Born in Mississippi, Wright was deserted by his sharecropper father at the age of ten. After a youth spent sporadically working and going to school, he moved to Chicago during the Great Depression and became involved in politics. He joined the Communist Party in the early 1930s and began writing novels celebrating communism as a guarantor of equality and justice—and as a vehicle for realizing black manhood. He continued to advocate communism and class struggle throughout his career, arguing in Lawd Today (published posthumously in 1963) that the black nationalism embraced by such groups as the Nation of Islam offered only psychological solace and failed to rectify the emasculating realities of capitalism.
Wright typically employed Marxist and psychoanalytical concepts to examine black masculinity. Considering a reasonable wage, economic independence, and the ability to support one's family crucial to a fulfilled black masculinity, he believed that black men were prevented from fulfilling their prescribed manly roles, that they were emasculated and infantilized, both by whites' racism and by their own responses to it. Wright maintained that black men—relegated to “boy” status and forced to depend on their wives, mothers, and daughters for financial support—responded through regressive actions that only underscored and reinforced their boyishness, whether it be by killing their white father (literally or symbolically), embracing black nationalism, or remaining submissive. To Wright, standard black responses to American racism highlighted the elusiveness of an African-American manhood.
These themes of infantilization and impotence recur in Wright's works.

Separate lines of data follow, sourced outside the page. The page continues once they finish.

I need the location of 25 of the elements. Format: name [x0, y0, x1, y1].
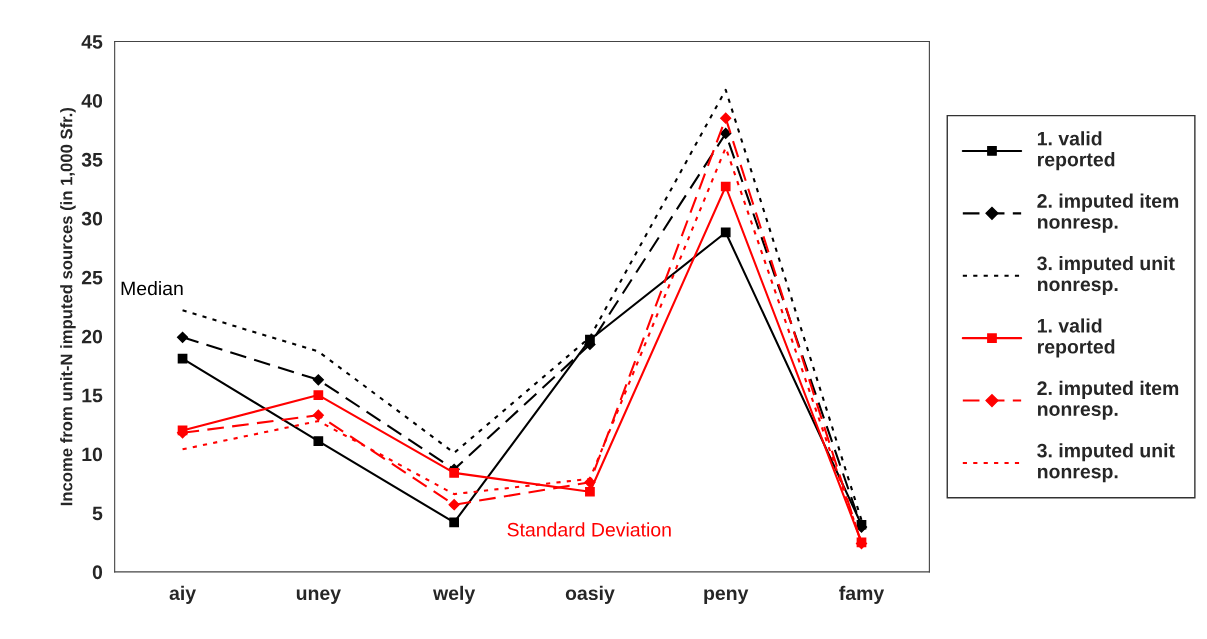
legend-label: 3. imputed unit nonresp.: [1037, 443, 1175, 483]
legend-label: 3. imputed unit nonresp.: [1037, 255, 1175, 296]
legend-label: 1. valid reported: [1037, 131, 1115, 171]
x-tick-label: aiy: [169, 585, 196, 604]
x-tick-label: wely: [433, 585, 476, 604]
x-tick-label: famy: [839, 585, 885, 604]
y-tick-label: 25: [81, 270, 103, 285]
y-tick-label: 10: [82, 447, 103, 462]
y-tick-label: 45: [81, 35, 103, 49]
x-tick-label: oasiy: [565, 585, 615, 604]
x-tick-label: peny: [704, 589, 749, 604]
legend-label: 1. valid reported: [1037, 318, 1115, 358]
y-tick-label: 5: [92, 506, 103, 521]
y-tick-label: 40: [81, 93, 103, 108]
annotation: Median: [121, 281, 183, 296]
y-tick-label: 30: [81, 211, 103, 226]
annotation: Standard Deviation: [507, 522, 671, 537]
legend-label: 2. imputed item nonresp.: [1037, 380, 1179, 420]
y-tick-label: 15: [82, 388, 103, 403]
y-tick-label: 0: [92, 565, 103, 580]
y-axis-title: Income from unit-N imputed sources (in 1,000 Sfr.): [60, 107, 76, 506]
legend-label: 2. imputed item nonresp.: [1037, 193, 1179, 233]
x-tick-label: uney: [296, 589, 341, 604]
y-tick-label: 20: [81, 329, 103, 344]
y-tick-label: 35: [81, 152, 103, 167]
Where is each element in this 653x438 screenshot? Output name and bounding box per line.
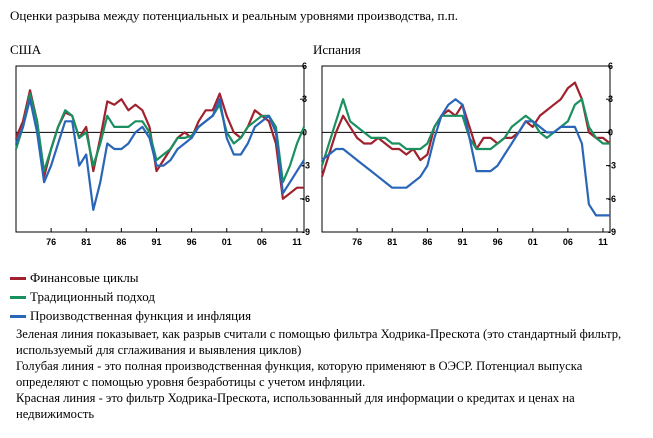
usa-x-tick-label: 76 [46, 237, 56, 247]
spain-y-tick-label: 0 [608, 127, 613, 137]
spain-y-tick-label: -3 [608, 161, 616, 171]
legend-item-production-function: Производственная функция и инфляция [10, 306, 251, 325]
usa-x-tick-label: 01 [222, 237, 232, 247]
note-red-line: Красная линия - это фильтр Ходрика-Преск… [16, 391, 575, 421]
spain-y-tick-label: 3 [608, 94, 613, 104]
spain-x-tick-label: 01 [528, 237, 538, 247]
usa-x-tick-label: 06 [257, 237, 267, 247]
chart-title: Оценки разрыва между потенциальных и реа… [10, 8, 458, 23]
legend-label: Финансовые циклы [30, 270, 139, 285]
spain-y-tick-label: -9 [608, 227, 616, 237]
spain-x-tick-label: 06 [563, 237, 573, 247]
note-blue-line: Голубая линия - это полная производствен… [16, 359, 583, 389]
usa-x-tick-label: 11 [292, 237, 302, 247]
legend-label: Традиционный подход [30, 289, 155, 304]
spain-x-tick-label: 76 [352, 237, 362, 247]
spain-y-tick-label: 6 [608, 61, 613, 71]
spain-x-tick-label: 81 [387, 237, 397, 247]
spain-y-tick-label: -6 [608, 194, 616, 204]
spain-series-line-2 [321, 98, 610, 217]
usa-plot-frame [15, 65, 305, 233]
usa-panel-title: США [10, 42, 42, 57]
usa-y-tick-label: -6 [302, 194, 310, 204]
usa-series-line-0 [14, 89, 304, 200]
usa-y-tick-label: -3 [302, 161, 310, 171]
legend: Финансовые циклы Традиционный подход Про… [10, 268, 251, 325]
legend-swatch-green [10, 296, 26, 299]
usa-y-tick-label: 6 [302, 61, 307, 71]
usa-x-tick-label: 81 [81, 237, 91, 247]
legend-swatch-red [10, 277, 26, 280]
spain-x-tick-label: 96 [493, 237, 503, 247]
usa-y-tick-label: 3 [302, 94, 307, 104]
usa-x-tick-label: 86 [116, 237, 126, 247]
usa-y-tick-label: 0 [302, 127, 307, 137]
notes: Зеленая линия показывает, как разрыв счи… [16, 326, 646, 422]
usa-series-line-2 [14, 98, 305, 211]
usa-x-tick-label: 96 [187, 237, 197, 247]
spain-x-tick-label: 91 [457, 237, 467, 247]
spain-series-line-0 [320, 81, 611, 178]
legend-label: Производственная функция и инфляция [30, 308, 252, 323]
legend-swatch-blue [10, 315, 26, 318]
spain-x-tick-label: 11 [598, 237, 608, 247]
legend-item-traditional: Традиционный подход [10, 287, 251, 306]
usa-y-tick-label: -9 [302, 227, 310, 237]
charts-canvas: 6 3 0 -3 -6 -9 76 81 86 91 96 01 06 11 6 3 0 -3 -6 -9 76 81 86… [14, 61, 616, 247]
legend-item-financial-cycles: Финансовые циклы [10, 268, 251, 287]
usa-x-tick-label: 91 [151, 237, 161, 247]
note-green-line: Зеленая линия показывает, как разрыв счи… [16, 327, 622, 357]
usa-series-line-1 [14, 92, 306, 184]
spain-panel-title: Испания [313, 42, 361, 57]
spain-plot-frame [321, 65, 611, 233]
spain-x-tick-label: 86 [422, 237, 432, 247]
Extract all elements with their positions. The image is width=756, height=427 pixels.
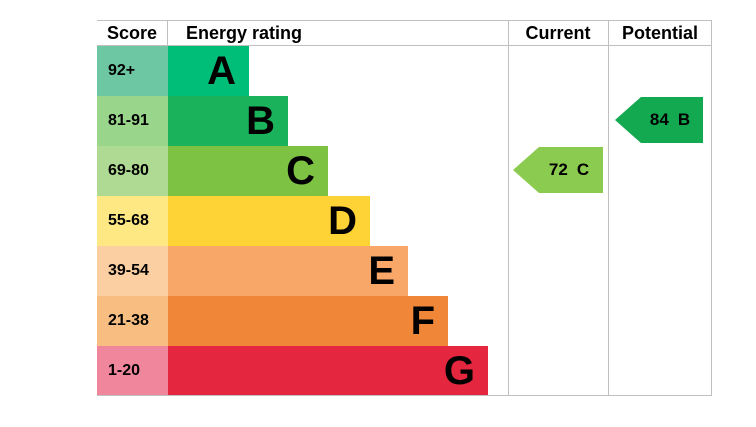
score-range-e: 39-54 (97, 246, 168, 296)
table-top-border (97, 20, 712, 21)
header-bottom-border (97, 45, 712, 46)
potential-rating-value: 84 (649, 110, 669, 129)
band-bar-c: C (168, 146, 328, 196)
current-rating-value: 72 (548, 160, 568, 179)
current-rating-band: C (576, 160, 590, 179)
score-range-c: 69-80 (97, 146, 168, 196)
band-bar-d: D (168, 196, 370, 246)
score-range-a: 92+ (97, 46, 168, 96)
score-range-g: 1-20 (97, 346, 168, 396)
band-row-c: 69-80 C (97, 146, 712, 196)
band-letter-a: A (207, 48, 236, 93)
band-row-a: 92+ A (97, 46, 712, 96)
band-letter-g: G (443, 348, 475, 393)
band-bar-e: E (168, 246, 408, 296)
band-row-g: 1-20 G (97, 346, 712, 396)
band-letter-b: B (246, 98, 275, 143)
band-letter-e: E (368, 248, 395, 293)
table-header-row: Score Energy rating Current Potential (97, 21, 712, 45)
header-energy-rating: Energy rating (186, 23, 303, 43)
band-bar-a: A (168, 46, 249, 96)
header-score: Score (97, 21, 168, 45)
band-letter-f: F (410, 298, 435, 343)
score-range-b: 81-91 (97, 96, 168, 146)
band-row-d: 55-68 D (97, 196, 712, 246)
rating-table: Score Energy rating Current Potential 92… (97, 20, 712, 396)
band-letter-d: D (328, 198, 357, 243)
potential-rating-band: B (677, 110, 691, 129)
score-range-f: 21-38 (97, 296, 168, 346)
band-row-e: 39-54 E (97, 246, 712, 296)
band-bar-b: B (168, 96, 288, 146)
band-row-f: 21-38 F (97, 296, 712, 346)
table-right-border (711, 20, 712, 396)
band-rows: 92+ A 81-91 B 69-80 C 55-68 D 39-54 E 21… (97, 46, 712, 396)
band-bar-g: G (168, 346, 488, 396)
score-range-d: 55-68 (97, 196, 168, 246)
potential-column-divider (608, 20, 609, 396)
band-row-b: 81-91 B (97, 96, 712, 146)
current-column-divider (508, 20, 509, 396)
band-bar-f: F (168, 296, 448, 346)
header-potential: Potential (621, 23, 698, 43)
header-current: Current (525, 23, 591, 43)
band-letter-c: C (286, 148, 315, 193)
table-bottom-border (97, 395, 712, 396)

In Native Son (1940), for instance, the large, tough, and brutish protagonist Bigger Thomas responds to the harshness of postemancipation Chicago—with its pernicious landlords, brutal police, and unscrupulous politicians—by bullying his family, carrying a gun, and robbing stores. Larger and more violent (but no more effectual a man) than a stereotypical “Uncle Tom,” Bigger Thomas tragically internalizes and becomes trapped by the “boy” stereotype. Bigger's sexuality further demonstrates his inability to achieve manhood. From masturbating in a movie theater to forming abortive sexual relationships with his girlfriend Bessie and his boss's daughter Mary Dalton (ending in the murder of both), he yearns for sensation without regard for consequences. Similarly, in Lawd Today, the main character, Jake, deals with his feelings of confinement and alienation through infantilized fantasies of quick fixes, immediate (sexual) gratification, and a yearning for maternal love. Wright's autobiographical Black Boy (1945) concludes that the black man's inability to transcend boyhood leads to an absolute despair that reinforces submission.
Wright addressed many themes and issues, but his career (and the power of his work) was grounded in his frank exploration of futility and unfulfilled black manhood—themes that continue to resonate in contemporary black America.